DerStandard beweist mal wieder…

Obwohl ein […] Vorschlag Chancen für einen Waffenstillstand zu bieten scheint, gingen die Kämpfe im Gazastreifen nach einer dreistündigen Unterbrechung am Mittwoch weiter

Der Standard, 8.Jänner 2009, S. 4

OK, was beweist das nun? Entweder hat derStandard überhaupt keine Ahnung von den Geschehnissen oder er betreibt bewusste Hetze. Oder, und das vermute ich, beides.

  1. Ein Vorschlag zur Einigung ist weder die Einigung noch der Waffenstillstand!
  2. Von keiner Seite wurde dem Vorschlag zugestimmt
  3. Beide Seiten sind SEHR vorsichtig bezüglich dieser Verhandlungen und geben kaum zu, daran aktiv teilzunehmen.
  4. Der Krieg ist, soweit ich darin Einblick habe, eine Notwendigkeit.

Der letzte Punkt wird vermutlich am meisten Widerspruch (und nur wenig Wiederspruch) hervorrufen, darum möchte ich ihn etwas erklären und entschärfen

Warum ich glaube, dass er eine Notwendigkeit ist:
Der Raketenbeschuss durch die Hamas forderte seit Monaten schon wöchentliche Todesopfer, z.T. Auch darum, weil keine Vorwarnungen an die Bevölkerung gingen.
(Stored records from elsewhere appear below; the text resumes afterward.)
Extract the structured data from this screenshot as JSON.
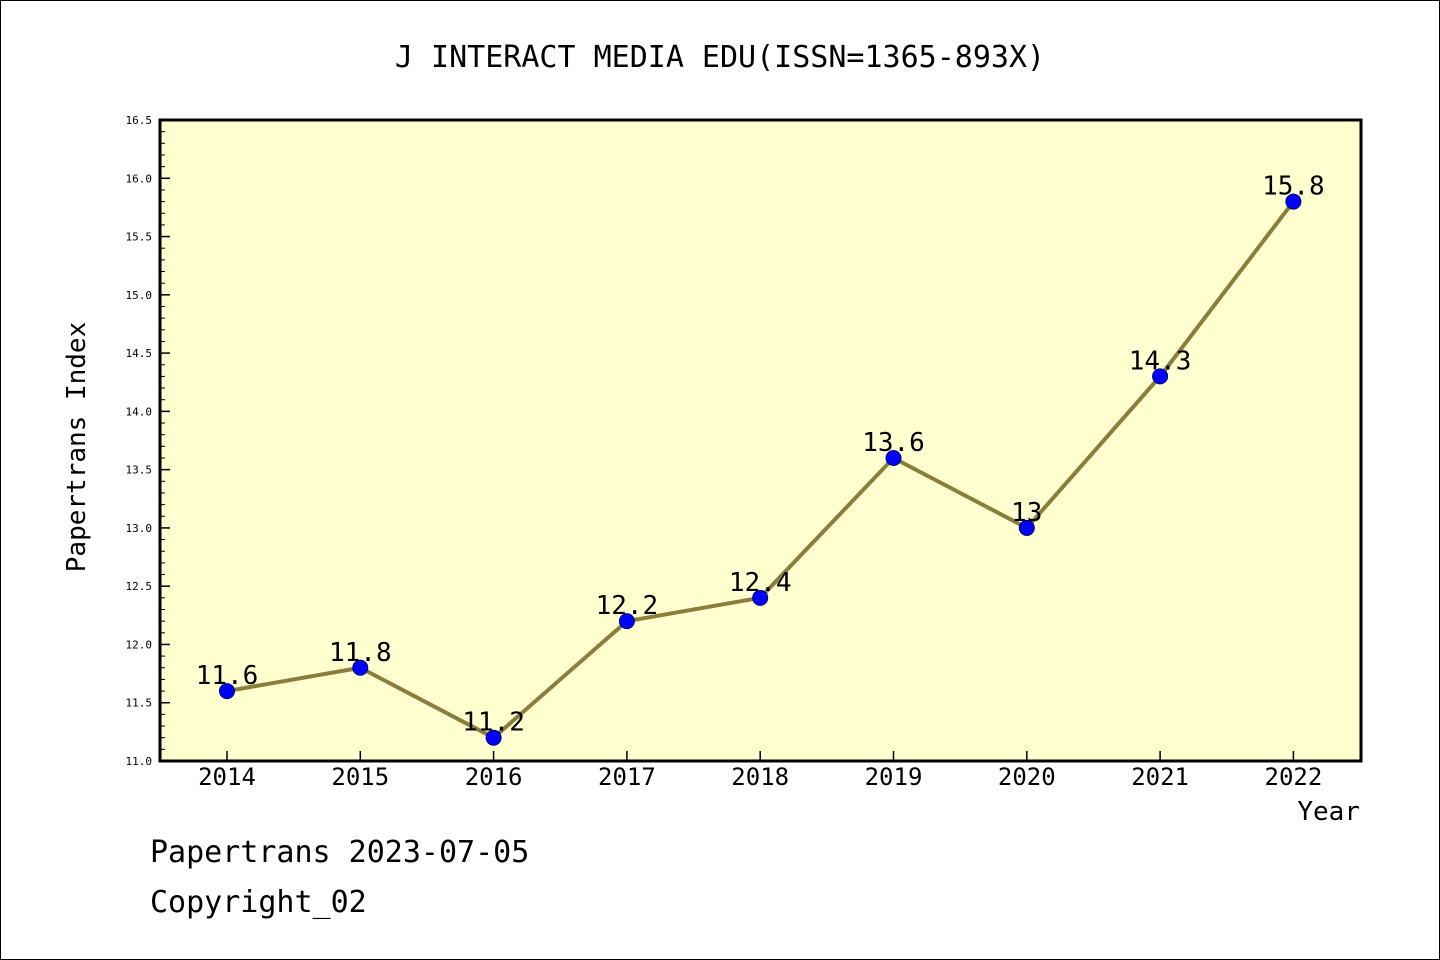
{
  "chart_data": {
    "type": "line",
    "title": "J INTERACT MEDIA EDU(ISSN=1365-893X)",
    "xlabel": "Year",
    "ylabel": "Papertrans Index",
    "categories": [
      "2014",
      "2015",
      "2016",
      "2017",
      "2018",
      "2019",
      "2020",
      "2021",
      "2022"
    ],
    "values": [
      11.6,
      11.8,
      11.2,
      12.2,
      12.4,
      13.6,
      13.0,
      14.3,
      15.8
    ],
    "data_labels": [
      "11.6",
      "11.8",
      "11.2",
      "12.2",
      "12.4",
      "13.6",
      "13",
      "14.3",
      "15.8"
    ],
    "ylim": [
      11.0,
      16.5
    ],
    "yticks": [
      "11.0",
      "11.5",
      "12.0",
      "12.5",
      "13.0",
      "13.5",
      "14.0",
      "14.5",
      "15.0",
      "15.5",
      "16.0",
      "16.5"
    ],
    "grid": false,
    "colors": {
      "line": "#8b7d3a",
      "marker": "#0000ff",
      "plot_background": "#ffffd0"
    }
  },
  "footer": {
    "line1": "Papertrans 2023-07-05",
    "line2": "Copyright_02"
  }
}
Dies ist eine Situation, in der Israel irgendwann handeln muss – und somit praktisch gesehen von der Hamas zu diesem Krieg gezwungen wurde. Andererseits muss gesagt werden, dass diesen Zwang auszuüben für die Hamas durchaus Sinn macht. Einerseits sind die Mittel der Hamas (zumindest verglichen zu denen Israel’s) stark eingeschränkt und sie haben somit kaum eine Möglichkeit des militärischen Sieges gegen Israel. Zumindest nicht, wenn sie alleine kämpfen. Nun hat die Hamas zwei Möglichkeiten: entweder sie bemüht sich um eine friedliche Lösung, oder sie sucht sich Verbündete. Die friedliche Lösung ist aber die, aus psychologischen Gründen unwahrscheinlichere. Somit geht es darum, Verbündete jedweger Art zu finden. Und was wäre besser geeignet, als eine Invasion feindlicher Kräfte?
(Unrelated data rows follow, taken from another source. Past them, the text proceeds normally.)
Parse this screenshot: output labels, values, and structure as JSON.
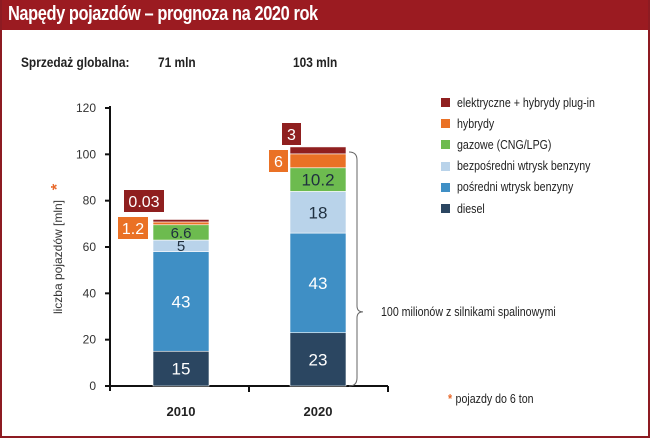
{
  "header": {
    "title": "Napędy pojazdów – prognoza na 2020 rok"
  },
  "sales": {
    "label": "Sprzedaż globalna:",
    "values": [
      "71 mln",
      "103 mln"
    ]
  },
  "brace_label": "100 milionów z silnikami spalinowymi",
  "footnote": {
    "star": "*",
    "text": "pojazdy do 6 ton"
  },
  "colors": {
    "header": "#9b1b21",
    "star": "#e8692b"
  },
  "chart_data": {
    "type": "bar",
    "stacked": true,
    "title": "Napędy pojazdów – prognoza na 2020 rok",
    "xlabel": "",
    "ylabel": "liczba pojazdów [mln]",
    "ylabel_marker": "*",
    "ylim": [
      0,
      120
    ],
    "yticks": [
      0,
      20,
      40,
      60,
      80,
      100,
      120
    ],
    "categories": [
      "2010",
      "2020"
    ],
    "legend_position": "right",
    "series": [
      {
        "name": "diesel",
        "color": "#2b4661",
        "values": [
          15,
          23
        ],
        "labels": [
          "15",
          "23"
        ],
        "label_style": "inside-light"
      },
      {
        "name": "pośredni wtrysk benzyny",
        "color": "#3f8fc5",
        "values": [
          43,
          43
        ],
        "labels": [
          "43",
          "43"
        ],
        "label_style": "inside-light"
      },
      {
        "name": "bezpośredni wtrysk benzyny",
        "color": "#b9d3ea",
        "values": [
          5,
          18
        ],
        "labels": [
          "5",
          "18"
        ],
        "label_style": "inside-dark"
      },
      {
        "name": "gazowe (CNG/LPG)",
        "color": "#6dbb4f",
        "values": [
          6.6,
          10.2
        ],
        "labels": [
          "6.6",
          "10.2"
        ],
        "label_style": "inside-dark"
      },
      {
        "name": "hybrydy",
        "color": "#ea7125",
        "values": [
          1.2,
          6
        ],
        "labels": [
          "1.2",
          "6"
        ],
        "label_style": "callout"
      },
      {
        "name": "elektryczne + hybrydy plug-in",
        "color": "#8f1f1f",
        "values": [
          0.03,
          3
        ],
        "labels": [
          "0.03",
          "3"
        ],
        "label_style": "callout"
      }
    ],
    "totals": [
      "71 mln",
      "103 mln"
    ]
  }
}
Das soll jedoch keineswegs eine moralische oder ethische Verurteilung sein! Es ist nur eine Aufzählung einiger meiner Gedanken zu diesem Konflikt.
Auf der anderen Seite soll dies auch keine Apologie oder Rechtfertigung der Geschehnisse im Nahen Osten sein!

Was mich jedoch aufregt, ist die Unreflektiertheit, mit der derStandard seine Themen behandelt! Und nicht nur derStandard. Diese Tendenz, ganz extrem am Beispiel des Nahost-Konflikts gezeigt, lässt sich in beinahe der gesamten Medienwelt nachweißen!